Le BAC et les assureurs membres sont déterminés à
collaborer avec le Gouvernement à ce sujet dans toute la mesure de leurs
moyens.
Nous tenons à souligner cependant qu'il y a là une
tâche monumentale à accomplir dans un temps relativement court. Il
serait regrettable que des contraintes administratives inévitables
touchant le Gouvernement, la Régie de l'assurance automobile ou les
assureurs provoquent du mécontentement dans le public et diminuent ainsi
l'impact positif d'une réforme qui se veut constructive.
(Annexe)
Comité automobile
Rapport sur le respect des lois rendant l'assurance obligatoire,
à l'intention du conseil d'administration du bureau d'assurance du
Canada
Veuillez trouver ci-joint un rapport sur le respect des lois rendant
l'assurance obligatoire, préparé par notre comité en vue
de renforcer un premier rapport et ce, à la demande faite par le Conseil
d'administration au cours de sa réunion du 21 juillet 1977. Ce rapport
accorde un intérêt particulier aux opinions exprimées dans
le premier rapport de l'Ontario Select Committee, aux régimes
fondés sur le monopole dans les trois provinces de l'ouest, ainsi
qu'à d'autres renseignements. Il en vient à la conclusion qu'un
système basé sur une simple déclaration et assortie de
contrôles effectués au hasard pour sanctionner les
éventuelles infractions serait tout aussi efficace que l'ensemble des
mesures complexes qui ont été essayées ou
envisagées dans diverses régions. Elaboré à partir
du premier rapport de "l'Ontario Select Committee", ce rapport semble avoir un
champ d'application limité. De légères modifications
suffiraient toutefois à en étendre la portée.

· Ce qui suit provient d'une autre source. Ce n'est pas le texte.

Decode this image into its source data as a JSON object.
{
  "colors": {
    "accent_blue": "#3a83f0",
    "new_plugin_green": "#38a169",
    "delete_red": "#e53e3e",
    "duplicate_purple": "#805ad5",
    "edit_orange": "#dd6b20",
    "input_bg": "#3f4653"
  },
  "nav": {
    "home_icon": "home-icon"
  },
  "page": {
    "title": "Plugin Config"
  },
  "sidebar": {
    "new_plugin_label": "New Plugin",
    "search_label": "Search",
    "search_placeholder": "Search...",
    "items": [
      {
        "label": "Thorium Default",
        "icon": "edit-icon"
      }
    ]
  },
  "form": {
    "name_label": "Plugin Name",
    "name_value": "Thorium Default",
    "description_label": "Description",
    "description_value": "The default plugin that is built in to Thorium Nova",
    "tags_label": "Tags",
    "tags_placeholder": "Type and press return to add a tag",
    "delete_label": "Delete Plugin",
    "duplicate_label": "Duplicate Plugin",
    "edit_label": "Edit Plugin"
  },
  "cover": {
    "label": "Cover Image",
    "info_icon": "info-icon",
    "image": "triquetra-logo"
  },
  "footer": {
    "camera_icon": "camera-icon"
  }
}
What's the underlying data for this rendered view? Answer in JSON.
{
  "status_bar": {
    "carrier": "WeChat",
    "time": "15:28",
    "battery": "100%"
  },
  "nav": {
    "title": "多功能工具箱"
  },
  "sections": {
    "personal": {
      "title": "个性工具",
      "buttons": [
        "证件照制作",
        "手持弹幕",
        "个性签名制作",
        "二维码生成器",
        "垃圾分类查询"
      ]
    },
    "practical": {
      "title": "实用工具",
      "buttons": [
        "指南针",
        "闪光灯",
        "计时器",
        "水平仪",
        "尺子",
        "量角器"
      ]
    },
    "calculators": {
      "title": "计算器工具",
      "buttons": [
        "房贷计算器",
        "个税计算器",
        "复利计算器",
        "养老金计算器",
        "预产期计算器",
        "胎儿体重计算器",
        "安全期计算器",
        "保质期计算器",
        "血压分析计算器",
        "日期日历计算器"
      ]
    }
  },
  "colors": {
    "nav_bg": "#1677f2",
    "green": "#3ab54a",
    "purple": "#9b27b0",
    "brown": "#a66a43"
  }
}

R.-L. Monte Avocat-conseil adjoint
Comité automobile
Rapport sur le respect des lois rendant l'assurance obligatoire à
l'intention du conseil d'administration du bureau d'assurance du Canada
En 1976, notre comité s'était vu confier la tâche de
soumettre un rapport sur le rôle de l'industrie des assurances dans un
contexte d'assurance obligatoire. Ce rapport devait servir à
d'éventuelles prises de position de la part de nos membres.
Avant la soumission de notre rapport au Conseil d'administration,
l'Ontario Select Committee on Company Law publiait son premier rapport sur
l'assurance automobile. Devant l'importance de ce dernier, le Conseil
d'administration nous avait invités à poursuivre nos recherches,
notamment par une étude sur les meilleurs moyens d'assurer le respect
des lois rendant l'assurance obligatoire.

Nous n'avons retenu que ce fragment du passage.